L'editoriale di oggi è dedicato ad una riflessione sulla disparità di indignazione con cui l’opinione pubblica occidentale reagisce alle crisi internazionali e sul perché alcuni fatti scuotono più di altri, pur avendo lo stesso peso umano. Prendendo ad esempio le proteste e la repressione in Iran e il confronto con quanto avviene a Gaza, analizziamo una critica strumentale ma non del tutto infondata: l’assenza di una mobilitazione paragonabile a quella pro-palestinese. Un tema profondo, con tante possibili spiegazioni, al quale proviamo ad aggiungere spunti di riflessione che possano in qualche modo fornirci una risposta.
Il centrale parla invece dello storico accordo di libero scambio tra Unione Europea e India, il più grande accordo commerciale bilaterale mai firmato da entrambe le parti, che coinvolgerà quasi due miliardi di persone e circa un quarto dell’economia globale. E nonostante si parli di questa intesa già dal 2007, l’anno in cui si sono avviati i negoziati tra India e UE, è solamente negli ultimi sei mesi che le trattative hanno subito una brusca accelerata, a seguito dei dazi di Trump, portando così al raggiungimento di un risultato tanto atteso.

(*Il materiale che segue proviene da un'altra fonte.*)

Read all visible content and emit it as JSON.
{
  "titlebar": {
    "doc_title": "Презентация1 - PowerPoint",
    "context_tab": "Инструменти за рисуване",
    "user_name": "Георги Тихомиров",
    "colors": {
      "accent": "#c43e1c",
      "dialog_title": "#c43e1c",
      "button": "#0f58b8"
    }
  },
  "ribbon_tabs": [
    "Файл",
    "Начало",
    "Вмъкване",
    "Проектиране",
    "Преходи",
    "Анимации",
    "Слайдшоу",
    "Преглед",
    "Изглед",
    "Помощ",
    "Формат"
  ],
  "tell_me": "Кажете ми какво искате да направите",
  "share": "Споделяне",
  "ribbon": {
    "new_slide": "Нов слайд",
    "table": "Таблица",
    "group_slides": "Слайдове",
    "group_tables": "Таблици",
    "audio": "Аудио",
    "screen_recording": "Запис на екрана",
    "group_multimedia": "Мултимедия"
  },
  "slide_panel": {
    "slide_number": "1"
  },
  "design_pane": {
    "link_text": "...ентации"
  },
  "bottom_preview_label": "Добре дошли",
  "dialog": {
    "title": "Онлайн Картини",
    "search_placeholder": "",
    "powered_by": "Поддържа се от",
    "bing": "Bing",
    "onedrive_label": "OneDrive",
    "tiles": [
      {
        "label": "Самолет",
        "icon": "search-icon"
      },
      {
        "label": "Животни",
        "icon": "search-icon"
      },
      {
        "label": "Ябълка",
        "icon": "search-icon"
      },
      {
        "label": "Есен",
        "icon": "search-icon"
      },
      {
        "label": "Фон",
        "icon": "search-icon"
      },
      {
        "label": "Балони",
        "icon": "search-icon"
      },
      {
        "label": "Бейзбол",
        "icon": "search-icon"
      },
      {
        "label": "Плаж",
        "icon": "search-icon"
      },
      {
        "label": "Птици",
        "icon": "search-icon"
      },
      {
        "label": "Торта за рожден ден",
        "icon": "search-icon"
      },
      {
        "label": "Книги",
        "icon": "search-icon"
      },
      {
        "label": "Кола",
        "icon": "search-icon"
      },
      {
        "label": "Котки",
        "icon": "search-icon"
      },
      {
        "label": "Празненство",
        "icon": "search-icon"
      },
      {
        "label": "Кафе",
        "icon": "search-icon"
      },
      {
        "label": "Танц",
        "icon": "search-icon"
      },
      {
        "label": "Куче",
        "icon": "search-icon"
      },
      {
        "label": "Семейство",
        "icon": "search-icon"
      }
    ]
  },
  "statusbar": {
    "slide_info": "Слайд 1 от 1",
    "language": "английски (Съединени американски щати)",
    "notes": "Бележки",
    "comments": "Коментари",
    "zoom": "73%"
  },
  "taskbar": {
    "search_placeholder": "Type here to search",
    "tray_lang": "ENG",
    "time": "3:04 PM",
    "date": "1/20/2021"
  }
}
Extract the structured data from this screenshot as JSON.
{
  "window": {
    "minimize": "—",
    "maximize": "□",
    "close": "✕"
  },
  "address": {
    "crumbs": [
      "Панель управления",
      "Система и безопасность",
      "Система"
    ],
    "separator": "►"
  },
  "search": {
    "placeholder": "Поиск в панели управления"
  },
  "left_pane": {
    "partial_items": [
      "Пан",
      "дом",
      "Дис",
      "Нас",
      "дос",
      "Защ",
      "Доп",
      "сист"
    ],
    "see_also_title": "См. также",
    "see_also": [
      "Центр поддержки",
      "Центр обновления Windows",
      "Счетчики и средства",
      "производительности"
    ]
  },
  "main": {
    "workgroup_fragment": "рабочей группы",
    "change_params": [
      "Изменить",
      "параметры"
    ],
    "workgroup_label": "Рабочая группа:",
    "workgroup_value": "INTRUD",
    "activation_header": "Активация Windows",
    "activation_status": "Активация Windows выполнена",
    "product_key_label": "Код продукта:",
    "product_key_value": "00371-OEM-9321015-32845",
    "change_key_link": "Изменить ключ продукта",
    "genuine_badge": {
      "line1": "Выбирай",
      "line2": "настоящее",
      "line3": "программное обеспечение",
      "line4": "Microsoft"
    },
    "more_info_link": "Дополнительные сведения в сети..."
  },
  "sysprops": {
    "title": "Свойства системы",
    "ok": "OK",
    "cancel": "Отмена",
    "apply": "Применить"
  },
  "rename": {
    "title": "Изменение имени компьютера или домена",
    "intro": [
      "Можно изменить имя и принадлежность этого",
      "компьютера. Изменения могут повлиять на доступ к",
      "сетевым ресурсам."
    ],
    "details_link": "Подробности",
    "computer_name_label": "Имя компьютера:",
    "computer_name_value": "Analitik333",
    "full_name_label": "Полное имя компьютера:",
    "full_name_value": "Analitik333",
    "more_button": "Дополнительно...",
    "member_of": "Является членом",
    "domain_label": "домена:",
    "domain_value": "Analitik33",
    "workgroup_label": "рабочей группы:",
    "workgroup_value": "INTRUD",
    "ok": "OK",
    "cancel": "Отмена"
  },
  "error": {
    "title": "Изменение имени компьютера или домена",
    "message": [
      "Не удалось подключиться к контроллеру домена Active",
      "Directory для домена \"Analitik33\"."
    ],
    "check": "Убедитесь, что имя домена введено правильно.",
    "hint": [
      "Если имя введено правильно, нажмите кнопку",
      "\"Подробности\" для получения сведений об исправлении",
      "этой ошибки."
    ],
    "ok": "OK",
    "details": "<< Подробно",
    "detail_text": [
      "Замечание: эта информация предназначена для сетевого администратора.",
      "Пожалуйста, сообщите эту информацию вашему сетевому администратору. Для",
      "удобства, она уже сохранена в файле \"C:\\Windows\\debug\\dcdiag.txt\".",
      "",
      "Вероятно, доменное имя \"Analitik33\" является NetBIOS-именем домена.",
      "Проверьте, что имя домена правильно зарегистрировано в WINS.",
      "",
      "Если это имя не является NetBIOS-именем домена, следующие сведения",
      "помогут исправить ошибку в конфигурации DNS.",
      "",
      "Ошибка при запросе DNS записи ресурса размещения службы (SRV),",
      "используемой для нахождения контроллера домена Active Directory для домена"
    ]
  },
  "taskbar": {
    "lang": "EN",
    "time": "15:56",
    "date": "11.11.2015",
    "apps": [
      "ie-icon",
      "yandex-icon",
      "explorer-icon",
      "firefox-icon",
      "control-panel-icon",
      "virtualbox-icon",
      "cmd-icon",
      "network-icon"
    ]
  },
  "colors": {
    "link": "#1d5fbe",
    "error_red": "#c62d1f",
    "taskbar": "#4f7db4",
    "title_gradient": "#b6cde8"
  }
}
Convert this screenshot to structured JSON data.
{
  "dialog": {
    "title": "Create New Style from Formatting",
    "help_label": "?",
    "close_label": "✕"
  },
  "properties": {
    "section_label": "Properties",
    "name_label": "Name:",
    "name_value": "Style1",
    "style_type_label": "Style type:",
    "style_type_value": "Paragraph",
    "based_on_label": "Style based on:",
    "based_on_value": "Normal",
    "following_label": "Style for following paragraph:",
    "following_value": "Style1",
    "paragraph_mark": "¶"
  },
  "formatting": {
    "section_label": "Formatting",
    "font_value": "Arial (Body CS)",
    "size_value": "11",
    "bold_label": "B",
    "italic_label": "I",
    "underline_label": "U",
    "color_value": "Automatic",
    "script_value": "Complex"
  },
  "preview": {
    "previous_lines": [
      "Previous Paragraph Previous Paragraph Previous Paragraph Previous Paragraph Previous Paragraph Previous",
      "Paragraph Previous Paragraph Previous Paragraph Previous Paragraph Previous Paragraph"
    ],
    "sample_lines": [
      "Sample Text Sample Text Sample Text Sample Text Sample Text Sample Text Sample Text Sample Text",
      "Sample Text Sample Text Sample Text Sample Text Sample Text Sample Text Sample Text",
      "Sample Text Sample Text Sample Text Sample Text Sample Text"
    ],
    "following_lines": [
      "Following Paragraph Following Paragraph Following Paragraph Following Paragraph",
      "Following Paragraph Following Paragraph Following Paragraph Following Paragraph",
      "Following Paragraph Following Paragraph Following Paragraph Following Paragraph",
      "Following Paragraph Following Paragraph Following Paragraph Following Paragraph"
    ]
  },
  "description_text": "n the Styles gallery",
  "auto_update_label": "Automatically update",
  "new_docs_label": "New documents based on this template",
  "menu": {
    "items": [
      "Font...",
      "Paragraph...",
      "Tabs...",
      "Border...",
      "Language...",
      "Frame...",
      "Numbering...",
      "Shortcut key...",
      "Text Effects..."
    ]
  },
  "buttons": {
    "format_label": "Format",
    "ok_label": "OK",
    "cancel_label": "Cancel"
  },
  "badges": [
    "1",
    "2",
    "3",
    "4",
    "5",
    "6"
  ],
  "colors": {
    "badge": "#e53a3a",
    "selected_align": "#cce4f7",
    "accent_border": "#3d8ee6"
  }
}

Infine, in coda citiamo la frana a Niscemi, in Sicilia, l'attacco con droni russi contro un treno passeggeri nel nord-est dell'Ucraina, l'intesa nei Paesi Bassi per formare un governo di minoranza dopo le elezioni dello scorso ottobre, e il decreto sull'immigrazione del governo spagnolo che va in una direzione completamente opposta rispetto al trend mondiale sulla questione.